In het begin trokken
de jongens met elkaar op, en aangezien er maar acht jongens
waren vormden we een groep. De meiden deelden zichzelf meteen
op in andere groepjes: degenen die elkaar al wel kenden, en de
meiden die nog niemand kenden. Zo ontstonden er drie
meidengroepjes en een jongensgroepje.
Al snel ontdekte
ik dat de jongens, in tegenstelling tot de meiden, zich
helemaal niet serieus op de opleiding richtten en vooral
kwamen om lol te trappen.
Ik begon meer met de meiden
uit één groepje om te gaan die wel serieus bezig waren, en al
snel kwam ik meer bij hen terecht dan bij de jongens, al
vormde de complete klas altijd wel een vrij hechtte groep.
Het eerste jaar verliep vrij vlot, zonder veel
bijzondere gebeurtenissen, al ging ik wel meer over mezelf
nadenken.
Pas in de zomervakantie kwam ik echt tot de
ontdekking dat ik vooral jongens leuk vond, al was ik er nooit
echt mee bezig geweest. En, besefte ik in die periode, ik wist
het in de vierde al. Mijn eerste reactie was: “Shit,dat heb ik
weer.” Gelukkig herinnerde ik me dat een vriendin van me een
wel heel belangrijke uitspraak had gedaan tijdens oud en
nieuw, al had ik er toen nauwelijks bij stil gestaan.
Zij was bi.
Dus als er iemand was bij wie ik
terecht kon over dit onderwerp was zij het wel.
Toch
duurde het pas tot eind juli voor ik haar een brief durfde te
geven waar het in stond, en het duurde nog minstens een week
voor ik erover met mijn ouders begon.
Nu lijkt het
misschien of ik dit allemaal in een paar dagen ontdekte en het
zo eventjes ging vertellen, maar het heeft echt maanden
geduurd voor ik er voor mezelf zeker over was.
Gelukkig
reageerden mijn ouders goed, temeer gelukkig omdat ik helemaal
niet wist hoe zij er eigenlijk over dachten, en denken.

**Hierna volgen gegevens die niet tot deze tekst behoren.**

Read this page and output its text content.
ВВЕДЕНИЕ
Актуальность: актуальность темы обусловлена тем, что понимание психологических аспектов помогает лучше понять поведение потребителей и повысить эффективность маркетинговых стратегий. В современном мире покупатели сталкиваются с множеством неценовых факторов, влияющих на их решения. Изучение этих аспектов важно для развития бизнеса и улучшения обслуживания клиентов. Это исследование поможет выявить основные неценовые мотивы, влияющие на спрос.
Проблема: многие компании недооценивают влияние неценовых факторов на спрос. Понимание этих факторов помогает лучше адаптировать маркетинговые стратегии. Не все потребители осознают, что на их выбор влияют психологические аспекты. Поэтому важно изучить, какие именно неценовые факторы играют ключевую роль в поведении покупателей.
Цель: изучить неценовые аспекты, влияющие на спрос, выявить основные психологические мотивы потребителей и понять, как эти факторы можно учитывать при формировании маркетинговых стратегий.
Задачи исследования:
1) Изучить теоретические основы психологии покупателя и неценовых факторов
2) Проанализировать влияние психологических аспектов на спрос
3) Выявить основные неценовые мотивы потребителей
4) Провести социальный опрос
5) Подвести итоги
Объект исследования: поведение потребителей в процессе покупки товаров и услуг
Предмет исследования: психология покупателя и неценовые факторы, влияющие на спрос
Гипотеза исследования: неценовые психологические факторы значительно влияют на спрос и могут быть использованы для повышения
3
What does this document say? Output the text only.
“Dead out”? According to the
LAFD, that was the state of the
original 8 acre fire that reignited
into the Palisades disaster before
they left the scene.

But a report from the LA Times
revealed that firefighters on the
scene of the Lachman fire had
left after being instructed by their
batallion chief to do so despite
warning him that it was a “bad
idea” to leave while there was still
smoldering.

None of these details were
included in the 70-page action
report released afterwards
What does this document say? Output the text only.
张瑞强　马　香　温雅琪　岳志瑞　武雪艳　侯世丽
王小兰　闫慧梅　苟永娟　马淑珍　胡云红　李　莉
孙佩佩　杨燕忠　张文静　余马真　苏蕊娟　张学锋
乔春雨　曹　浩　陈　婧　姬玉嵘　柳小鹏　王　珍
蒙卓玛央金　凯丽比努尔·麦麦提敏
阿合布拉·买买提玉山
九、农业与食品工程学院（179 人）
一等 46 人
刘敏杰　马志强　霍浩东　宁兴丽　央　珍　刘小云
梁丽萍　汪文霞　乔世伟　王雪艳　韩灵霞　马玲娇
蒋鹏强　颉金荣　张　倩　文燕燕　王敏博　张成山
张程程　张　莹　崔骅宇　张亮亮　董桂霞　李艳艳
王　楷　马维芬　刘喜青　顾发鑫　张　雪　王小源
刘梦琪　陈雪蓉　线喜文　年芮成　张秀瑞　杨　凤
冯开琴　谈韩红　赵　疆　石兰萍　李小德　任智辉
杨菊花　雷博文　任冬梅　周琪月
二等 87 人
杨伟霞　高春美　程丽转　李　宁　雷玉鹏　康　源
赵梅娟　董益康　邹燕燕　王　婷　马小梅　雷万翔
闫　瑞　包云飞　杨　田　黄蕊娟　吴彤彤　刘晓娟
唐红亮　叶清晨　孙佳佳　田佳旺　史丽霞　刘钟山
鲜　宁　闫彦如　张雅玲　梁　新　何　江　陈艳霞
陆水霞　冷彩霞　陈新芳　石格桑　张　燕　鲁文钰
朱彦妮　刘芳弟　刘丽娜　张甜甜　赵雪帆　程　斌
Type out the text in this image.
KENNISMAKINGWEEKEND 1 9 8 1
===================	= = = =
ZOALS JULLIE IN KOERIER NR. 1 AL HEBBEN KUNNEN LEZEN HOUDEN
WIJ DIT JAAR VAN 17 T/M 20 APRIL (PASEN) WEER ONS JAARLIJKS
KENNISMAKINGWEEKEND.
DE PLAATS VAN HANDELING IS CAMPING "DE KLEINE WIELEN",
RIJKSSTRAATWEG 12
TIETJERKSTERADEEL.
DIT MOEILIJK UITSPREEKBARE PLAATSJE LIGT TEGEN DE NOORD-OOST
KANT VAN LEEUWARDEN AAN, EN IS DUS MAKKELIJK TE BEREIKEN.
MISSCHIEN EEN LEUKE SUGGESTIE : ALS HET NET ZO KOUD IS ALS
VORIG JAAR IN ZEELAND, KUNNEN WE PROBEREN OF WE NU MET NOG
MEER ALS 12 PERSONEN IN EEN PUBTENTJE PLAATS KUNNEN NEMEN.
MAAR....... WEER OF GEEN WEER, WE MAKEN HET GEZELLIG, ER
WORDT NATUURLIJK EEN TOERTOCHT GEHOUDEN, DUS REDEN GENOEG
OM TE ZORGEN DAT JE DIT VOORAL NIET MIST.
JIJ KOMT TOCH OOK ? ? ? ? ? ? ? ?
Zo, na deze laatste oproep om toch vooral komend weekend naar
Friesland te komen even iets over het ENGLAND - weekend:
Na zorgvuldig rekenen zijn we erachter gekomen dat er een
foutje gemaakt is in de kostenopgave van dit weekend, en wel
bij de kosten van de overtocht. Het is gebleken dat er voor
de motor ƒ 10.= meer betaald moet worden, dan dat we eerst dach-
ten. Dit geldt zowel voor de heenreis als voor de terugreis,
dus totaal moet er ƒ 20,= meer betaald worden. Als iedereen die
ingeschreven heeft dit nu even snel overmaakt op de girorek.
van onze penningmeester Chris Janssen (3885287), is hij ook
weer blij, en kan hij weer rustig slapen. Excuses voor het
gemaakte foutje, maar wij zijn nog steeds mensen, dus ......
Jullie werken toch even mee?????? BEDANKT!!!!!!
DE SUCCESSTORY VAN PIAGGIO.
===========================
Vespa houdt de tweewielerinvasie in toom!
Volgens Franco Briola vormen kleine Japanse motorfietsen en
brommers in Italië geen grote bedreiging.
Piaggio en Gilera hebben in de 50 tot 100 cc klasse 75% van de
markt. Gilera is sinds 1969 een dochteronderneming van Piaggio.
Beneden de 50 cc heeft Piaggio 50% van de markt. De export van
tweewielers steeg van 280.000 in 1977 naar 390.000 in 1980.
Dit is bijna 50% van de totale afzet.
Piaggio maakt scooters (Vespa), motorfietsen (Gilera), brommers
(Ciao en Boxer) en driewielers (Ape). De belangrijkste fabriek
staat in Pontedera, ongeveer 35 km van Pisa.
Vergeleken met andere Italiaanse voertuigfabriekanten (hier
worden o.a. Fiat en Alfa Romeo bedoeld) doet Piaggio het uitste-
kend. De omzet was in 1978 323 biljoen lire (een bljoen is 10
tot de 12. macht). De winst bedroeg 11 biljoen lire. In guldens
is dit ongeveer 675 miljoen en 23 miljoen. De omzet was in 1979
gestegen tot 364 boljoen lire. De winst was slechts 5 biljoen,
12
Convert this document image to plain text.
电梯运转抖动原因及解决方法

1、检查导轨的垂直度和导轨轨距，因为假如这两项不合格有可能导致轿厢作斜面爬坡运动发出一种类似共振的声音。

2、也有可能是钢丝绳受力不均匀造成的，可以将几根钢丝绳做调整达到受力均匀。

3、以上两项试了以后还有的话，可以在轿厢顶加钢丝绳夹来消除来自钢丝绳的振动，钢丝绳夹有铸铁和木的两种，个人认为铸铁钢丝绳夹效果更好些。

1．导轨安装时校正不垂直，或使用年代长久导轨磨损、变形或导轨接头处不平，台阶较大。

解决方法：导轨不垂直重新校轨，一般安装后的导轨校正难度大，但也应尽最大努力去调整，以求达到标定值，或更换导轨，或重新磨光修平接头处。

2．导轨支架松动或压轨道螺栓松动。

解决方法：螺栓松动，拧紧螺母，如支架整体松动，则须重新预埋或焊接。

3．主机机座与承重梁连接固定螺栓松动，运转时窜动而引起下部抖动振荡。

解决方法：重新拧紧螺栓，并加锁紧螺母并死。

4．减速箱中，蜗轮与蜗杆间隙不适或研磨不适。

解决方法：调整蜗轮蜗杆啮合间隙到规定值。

Samen met die goede vriendin begon ik eind september uit
te gaan in Apollo, een jongerenorganisatie voor homo-bi-en
lesbische jongeren die elke vrijdagavond café avond houden.
Via haar ontmoette ik andere homojongeren, en ook mijn
eerste vriendje. Dat duurde vijf weken, toen maakte hij het
uit omdat we elkaar zo weinig zagen. Pas weken later kwam ik
erachter dat hij eigenlijk een andere vriend had, al een week
terwijl hij nog “iets” met mij had, en dat die andere jongen
niks over mij wist.
Als ik op die periode terugkijk
realiseer ik me dat ik erg gelukkig was. Ik had een vriend,
lief en leuk, die mij ook nog leuk vond! Kon het beter? Ik
belde hem elke dag, of hij mij. We e-mailden veel, we woonden
vrij ver uit elkaar.
Waarom hij opeens een ander had
weet ik niet. Hij had me wel verteld dat hij bindingsangst
had, en bang was voor relaties, maar ik dacht dat ik hem daar
wel doorheen zou kunnen helpen. Jammer genoeg ging dat dus
niet zoals ik hoopte. En misschien is het achteraf maar goed
ook dat het uit ging, want wie er nu op terugkijkt zal zeggen
dat we eigenlijk helemaal niet zo bij elkaar pasten. En na
lang nadenken moet ik toegeven dat ik tot dezelfde conclusie
gekomen ben.
Opeens was al het contact weg. Geen e-mails
meer, geen telefoongesprekken meer, maar wel een klotegevoel
dat ik opeens iets kwijt was dat ik lief had. Het voelde alsof
er in me iets verdween en niet meer opgevuld kon worden.
Drie dagen later was ik er een beetje bovenop, en
besloot dat het weinig zin had om te gaan zitten treuren om
iets dat toch niet meer zou terugkomen.
En nu overdenk
ik dus wat het ook alweer precies was, wat homo zijn betekent.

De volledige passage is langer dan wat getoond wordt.